Оказывается, Иона знал не так уж мало.
— Знаменитейший и славнейший первосвященник. «Древний Рим пал, второй Рим в руках агарянских, а твоё великое царство — третий Рим». Вот так патриарх константинопольский Иеремия наставлял царствовавшего тогда сына царя грозного Фёдора Иоанновича[125]. — Иона оказался словоохотливым и красноречивым. — И утвердилось тогда в России патриаршество, и в Успенском соборе, в приделе Похвалы Богородице первым патриархом избран был московский митрополит Иов... И вот он, патриарх Иов, напутствовал перед смертью царя Фёдора Иоанновича и погреб его в Архангельском соборе...
— Но дальше, дальше, — с живым интересом и нетерпением расспрашивал Пушкин. — Что же при Смуте?..
Иона поднял наперсный золотой крест — награду Священного Синода, как бы призывая к терпению и смирению.
— Славнейший первосвященник, привёл он бояр к присяге царице Ирине Фёдоровне[126], но, ты знаешь, сыне, та отказалась и, как известно, приняла сан иноческий в Новодевичьем.
Они были в келье, когда зашуршала ряса и вошёл монах. Он остановился, увидев настоятеля и гостя.
— Иди, отец Мисаил, — сказал Иона. — Иди потрудись для спасения своего в ожидании Страшного суда...

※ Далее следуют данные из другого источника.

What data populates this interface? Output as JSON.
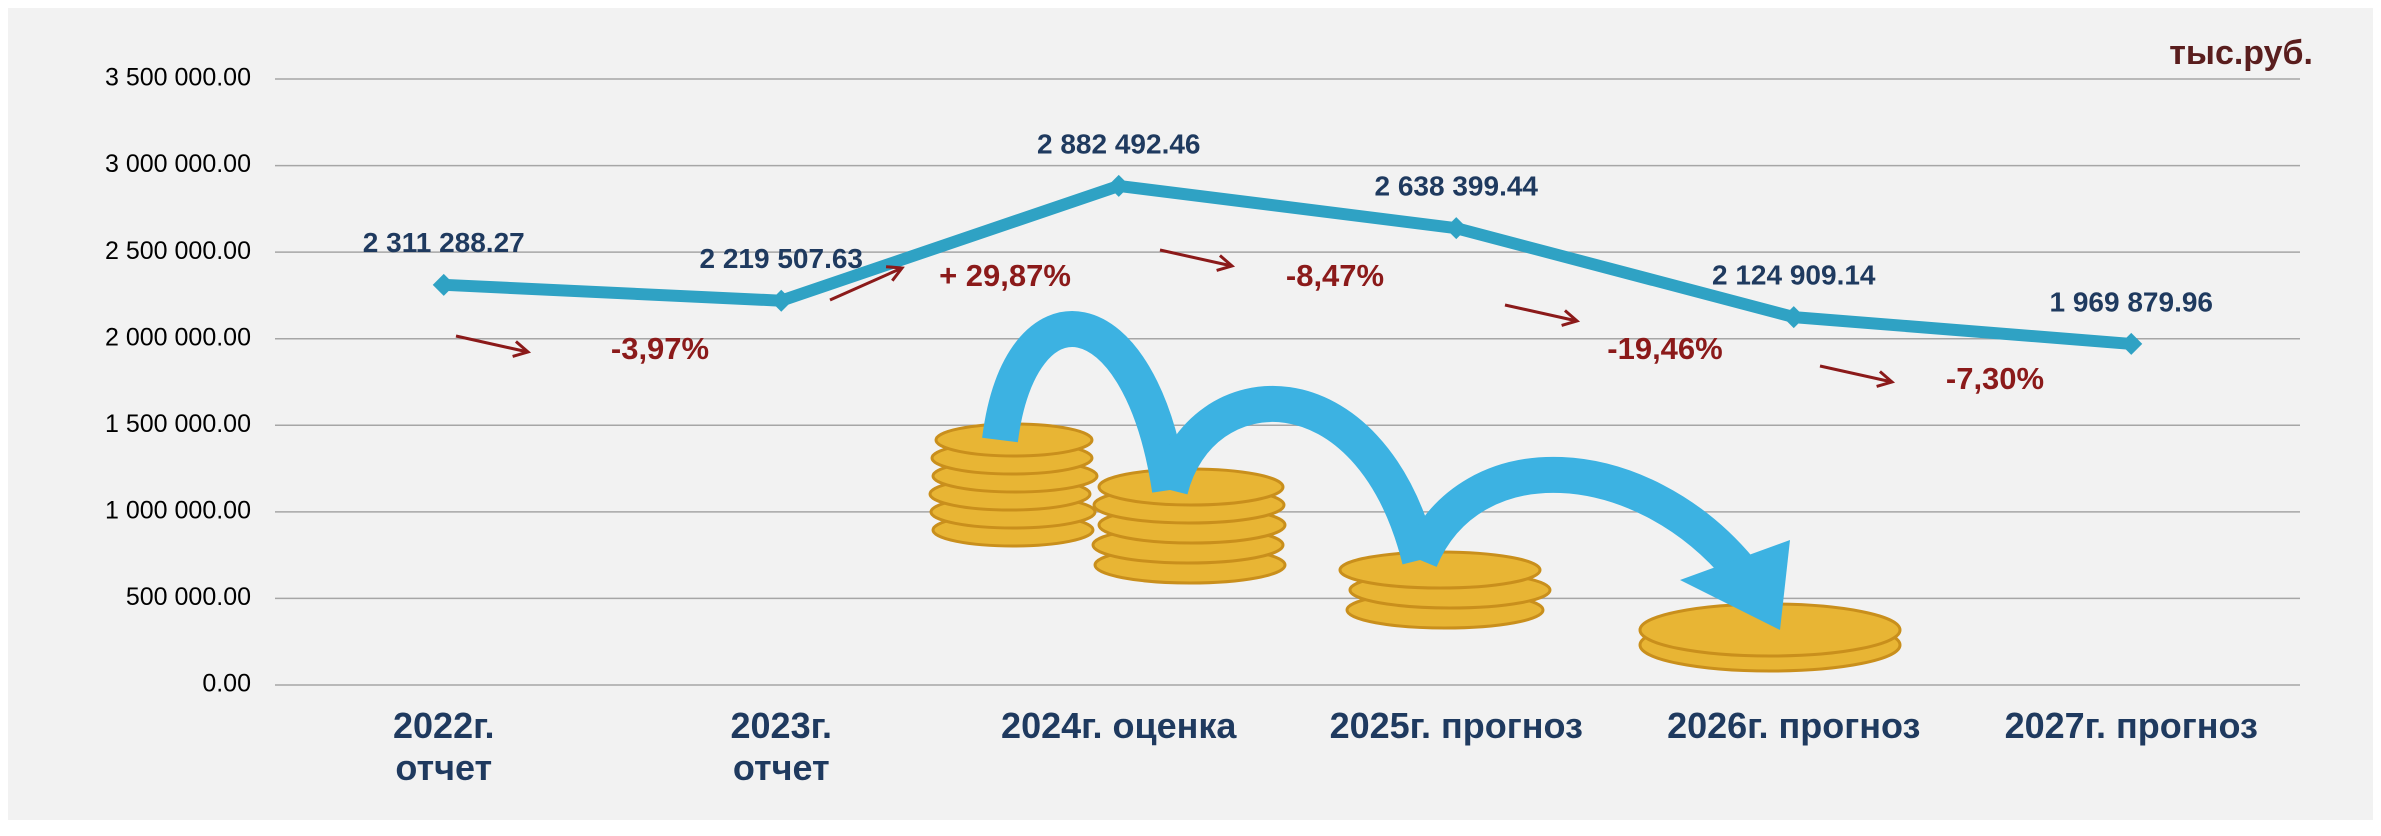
{
  "chart_data": {
    "type": "line",
    "unit_label": "тыс.руб.",
    "categories": [
      "2022г.\nотчет",
      "2023г.\nотчет",
      "2024г. оценка",
      "2025г. прогноз",
      "2026г. прогноз",
      "2027г. прогноз"
    ],
    "series": [
      {
        "color": "#2fa2c4",
        "values": [
          2311288.27,
          2219507.63,
          2882492.46,
          2638399.44,
          2124909.14,
          1969879.96
        ],
        "value_labels": [
          "2 311 288.27",
          "2 219 507.63",
          "2 882 492.46",
          "2 638 399.44",
          "2 124 909.14",
          "1 969 879.96"
        ]
      }
    ],
    "annotations": [
      "-3,97%",
      "+ 29,87%",
      "-8,47%",
      "-19,46%",
      "-7,30%"
    ],
    "ylim": [
      0,
      3500000
    ],
    "yticks": [
      {
        "value": 0,
        "label": "0.00"
      },
      {
        "value": 500000,
        "label": "500 000.00"
      },
      {
        "value": 1000000,
        "label": "1 000 000.00"
      },
      {
        "value": 1500000,
        "label": "1 500 000.00"
      },
      {
        "value": 2000000,
        "label": "2 000 000.00"
      },
      {
        "value": 2500000,
        "label": "2 500 000.00"
      },
      {
        "value": 3000000,
        "label": "3 000 000.00"
      },
      {
        "value": 3500000,
        "label": "3 500 000.00"
      }
    ],
    "grid": true
  }
}
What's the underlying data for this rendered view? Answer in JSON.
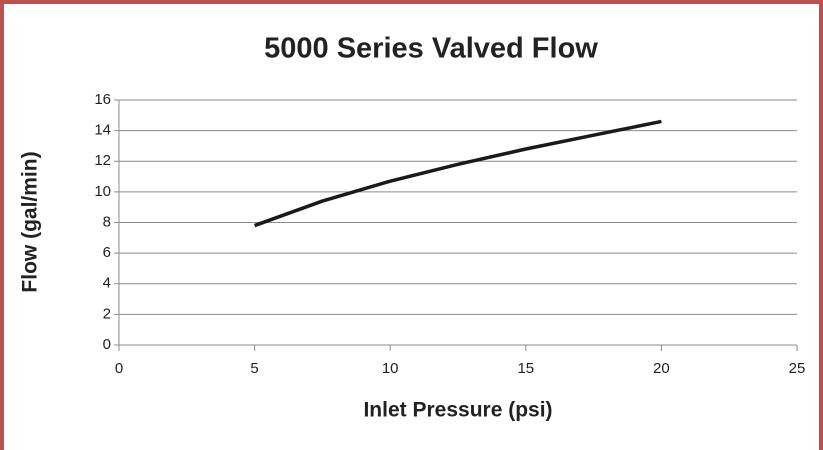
{
  "chart_data": {
    "type": "line",
    "title": "5000 Series Valved Flow",
    "x_label": "Inlet Pressure (psi)",
    "y_label": "Flow (gal/min)",
    "x": [
      5,
      7.5,
      10,
      12.5,
      15,
      17.5,
      20
    ],
    "series": [
      {
        "name": "Flow",
        "color": "#1a1a1a",
        "values": [
          7.8,
          9.4,
          10.7,
          11.8,
          12.8,
          13.7,
          14.6
        ]
      }
    ],
    "xlim": [
      0,
      25
    ],
    "xticks": [
      0,
      5,
      10,
      15,
      20,
      25
    ],
    "ylim": [
      0,
      16
    ],
    "yticks": [
      0,
      2,
      4,
      6,
      8,
      10,
      12,
      14,
      16
    ],
    "grid": true
  }
}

Отец Мисаил растаял, как тень. А разговорчивый Иона продолжал:
— Заявил Иов тогда в земской Думе: искать, дескать, другого царя, кроме Бориса Фёдоровича Годунова, не должно — назначил молебствие во всех церквах и отправился к Борису крестным ходом.
— Да почему же Иов так поступил? Разве не знал о царевиче убиенном? Значит, нетвёрдого ума был политик?
— Сын мой, — сказал Иона, — всего нам знать не дано.
— А характер у него был каков?
— Что ж характер... Святой человек, и приобщить бы к лику святых. Во время бывших при Годунове голода и моровой язвы явил он себя истинным отцом и утешителем. И ревностен был к церковному благочестию.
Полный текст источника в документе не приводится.